Everyday Lions Blog




On Sunday I laced up for my first half marathon race in more than two years, It’s usually a distance I don’t race that often and when I do I have always chosen other destinations to race one. This would be my first half marathon race in Tasmania. I had two goals and that was to break 70 minutes ( 3.19 pace) and still run a 150km plus week. I wanted to race off tired legs and not interrupt my mileage I had been able to build the last two months. This has proven to be a strong model for me and I had always been able to get fitter through the consistency of bigger mileage.

Going into the race I had been able to get some confidence from a few sessions I had done in interval training the last few years that suggested I would go close to 70 minutes. I had in my head and was aware that it was going to be solo time trial and that I would be basically running more than half way before seeing other runners who started ahead of me being a handicap style of racing and you know you just have to keep passing people if you are the back marker.

The morning of the race we were greeted with pretty well perfect race conditions , only a slight northerly across the body on the way out and way back. I was given the handicap of 71 minutes and change. My closest runner to me was Bryan Tuit ( training partner) who started 3 minutes and 30 seconds ahead of me and then another training partner Brad Taylor who was a further minute a head of him. The course would run from Turners beach following the coast line for 10.5 km to Ulverstone basketball stadium and return. It was ran on a walking track I had trained on a lot over the years and I knew it well.

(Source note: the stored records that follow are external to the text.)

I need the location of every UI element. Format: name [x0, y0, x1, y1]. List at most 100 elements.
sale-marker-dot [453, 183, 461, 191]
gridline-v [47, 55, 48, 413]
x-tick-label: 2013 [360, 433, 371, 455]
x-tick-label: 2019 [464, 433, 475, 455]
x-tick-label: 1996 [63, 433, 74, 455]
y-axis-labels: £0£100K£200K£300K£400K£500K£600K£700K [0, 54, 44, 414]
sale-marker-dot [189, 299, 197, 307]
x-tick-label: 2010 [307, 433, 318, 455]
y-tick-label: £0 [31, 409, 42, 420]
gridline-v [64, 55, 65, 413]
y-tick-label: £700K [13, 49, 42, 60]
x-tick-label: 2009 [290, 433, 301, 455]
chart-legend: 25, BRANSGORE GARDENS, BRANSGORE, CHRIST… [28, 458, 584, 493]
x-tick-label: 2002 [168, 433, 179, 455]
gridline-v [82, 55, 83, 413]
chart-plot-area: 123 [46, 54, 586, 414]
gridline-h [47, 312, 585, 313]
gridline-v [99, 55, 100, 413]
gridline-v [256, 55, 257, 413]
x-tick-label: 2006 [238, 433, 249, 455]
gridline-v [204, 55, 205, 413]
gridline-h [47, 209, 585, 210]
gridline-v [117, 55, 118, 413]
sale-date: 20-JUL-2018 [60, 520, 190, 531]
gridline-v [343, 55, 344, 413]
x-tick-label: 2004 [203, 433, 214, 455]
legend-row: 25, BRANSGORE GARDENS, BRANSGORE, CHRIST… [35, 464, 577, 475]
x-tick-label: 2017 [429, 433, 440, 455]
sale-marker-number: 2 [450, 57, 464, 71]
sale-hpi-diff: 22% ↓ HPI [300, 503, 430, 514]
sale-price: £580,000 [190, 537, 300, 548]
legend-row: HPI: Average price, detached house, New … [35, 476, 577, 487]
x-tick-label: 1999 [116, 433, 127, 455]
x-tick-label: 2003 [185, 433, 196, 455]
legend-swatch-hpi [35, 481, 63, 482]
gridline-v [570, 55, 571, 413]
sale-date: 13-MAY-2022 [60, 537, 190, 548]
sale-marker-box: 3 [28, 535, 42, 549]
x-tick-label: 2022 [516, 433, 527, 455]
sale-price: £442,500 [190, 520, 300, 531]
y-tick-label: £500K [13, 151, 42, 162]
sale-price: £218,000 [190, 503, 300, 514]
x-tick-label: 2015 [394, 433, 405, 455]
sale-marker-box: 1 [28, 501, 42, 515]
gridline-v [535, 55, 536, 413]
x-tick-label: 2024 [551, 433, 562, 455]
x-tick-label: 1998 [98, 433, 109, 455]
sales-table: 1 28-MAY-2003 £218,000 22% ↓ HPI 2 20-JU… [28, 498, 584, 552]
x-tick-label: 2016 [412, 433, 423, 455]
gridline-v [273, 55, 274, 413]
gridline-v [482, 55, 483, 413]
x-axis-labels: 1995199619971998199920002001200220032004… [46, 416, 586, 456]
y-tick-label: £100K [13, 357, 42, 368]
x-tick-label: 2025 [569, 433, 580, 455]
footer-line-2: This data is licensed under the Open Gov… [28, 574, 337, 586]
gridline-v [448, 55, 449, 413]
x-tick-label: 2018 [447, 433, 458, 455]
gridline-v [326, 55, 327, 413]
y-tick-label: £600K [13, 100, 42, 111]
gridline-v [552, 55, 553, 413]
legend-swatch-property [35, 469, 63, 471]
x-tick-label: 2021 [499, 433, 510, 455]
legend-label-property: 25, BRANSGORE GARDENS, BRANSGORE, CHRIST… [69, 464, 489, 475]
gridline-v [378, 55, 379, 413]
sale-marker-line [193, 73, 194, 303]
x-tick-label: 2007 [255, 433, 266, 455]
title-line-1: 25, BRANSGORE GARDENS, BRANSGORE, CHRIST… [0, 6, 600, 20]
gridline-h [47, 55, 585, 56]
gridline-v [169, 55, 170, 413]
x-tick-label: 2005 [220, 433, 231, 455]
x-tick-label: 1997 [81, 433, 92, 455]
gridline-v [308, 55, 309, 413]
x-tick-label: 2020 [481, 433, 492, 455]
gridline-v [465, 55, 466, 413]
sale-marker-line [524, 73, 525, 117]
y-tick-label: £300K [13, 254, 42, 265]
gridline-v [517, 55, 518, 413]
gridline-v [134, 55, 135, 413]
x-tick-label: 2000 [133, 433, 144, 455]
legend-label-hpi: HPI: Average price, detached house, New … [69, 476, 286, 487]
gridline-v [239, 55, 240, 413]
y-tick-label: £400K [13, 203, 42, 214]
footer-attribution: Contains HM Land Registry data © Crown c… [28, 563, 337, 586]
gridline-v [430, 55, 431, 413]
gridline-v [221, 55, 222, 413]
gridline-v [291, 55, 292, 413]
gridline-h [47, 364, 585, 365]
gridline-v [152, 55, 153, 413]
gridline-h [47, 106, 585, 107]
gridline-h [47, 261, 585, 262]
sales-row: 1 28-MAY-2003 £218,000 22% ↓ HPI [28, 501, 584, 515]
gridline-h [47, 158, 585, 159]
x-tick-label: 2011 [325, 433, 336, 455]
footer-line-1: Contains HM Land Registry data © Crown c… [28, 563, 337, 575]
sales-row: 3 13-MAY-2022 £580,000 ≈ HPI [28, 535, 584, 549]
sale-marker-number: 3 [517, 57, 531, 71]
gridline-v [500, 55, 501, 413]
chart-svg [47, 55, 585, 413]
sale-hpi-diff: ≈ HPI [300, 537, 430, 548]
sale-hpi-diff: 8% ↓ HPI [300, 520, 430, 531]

The gun fired and runners were made to do a loop of the oval before doing a another mini loop of turners beach streets and then on to the walking track for 9km. I had the idea I would feel comfortable at 3.19 pace and this shouldn’t hurt me too much early. I looked down at my watch and I had hit the first km in 3.14 which felt pretty easy , once I had settled into my rhythm I was consistently hitting each km in 3:18 to 19. I passed through 5km in 16.35 feeling great but still working hard. I still knew the next 5km would either make or break my result but also knowing it was some of the fastest parts of the course where we would run on ash felt and smoother surfaces.

It was at the 6km mark on the way out where the first front marker was making her return home and I still had 15km more to race. It’s a daunting feeling but to be honest I didn’t care too much for the placing I just wanted a solid hit out to see where my form was. It was at kilometres 8 to 11km where the other runners who started ahead of me in the handicaps had already turned and were making their way home. I had a quick glance down at my watch which read 33.10 10km which was bang on target for a sub 70 minutes half marathon. I made my way around the turning point feeling pretty good as I knew I was closing in on runners up ahead. The first runner I passed was just before 12km, but there was still a no mans land gap until reaching more athletes at 13 to 15km.

For some reason I had some of my worse km splits in this period of just over 10 minutes and looking back this was where it cost me late. I had slowed down to 3.22 to 3.25km rate and thought I was in trouble. Luckily I was able to get back on track once we were out of the wind and being spurred on by knowing it was evident I was catching other runners up ahead. My third 5km split was my slowest of the race and ran in 16.50 pace.

It was at this stage of the race was where I would over taken maybe 20 runners in a period of 3km and for the first time it was great to actually feel like I was in a race instead of a time trial. At the 18km mark was where I had regained my momentum and wasn’t fading as much as the previous 5km split. This is where I would gain on Training partner Brad Taylor and he was moving faster than most other runners and my pace and cadence had picked up just to close the gap and pass him. I was now back in the township of Turners beach where my watch was suggesting I would just miss sub 70 minutes. but still on target for running a 70 low time if i was able to pick up the last mile faster.

According to Strava my next 5km would be 16.46 and I passed through 20km in 66.46 ( 33.23 10km pace). I made the final charge the last km grunting and grimacing my way into top ten after being the last runner to start out of a field of 44. I rounded up another two runners on the oval and was in 8th place and ths would be same position I would finish at the end of the race.

I looked down at my watch and it read 70:16, I was still very happy and it ended up being the fastest half marathon time I had ran in this type of race. It wasn’t enough for a place or even top 5, but was the fastest run of the day and some 3 minute and 50 seconds behind the winner.

The main thing is I had been able to have a mentally hard time trial hit out and still hit 3.20 pace off a bigger week of training. 11 weeks out from Auckland marathon and I am feeling really motivated to build on this consistency. To be honest I don’t know what time as yet will be my goal for the marathon but if
trust the process of “specific marathon training” I am confident I will be rewarded with a personal best.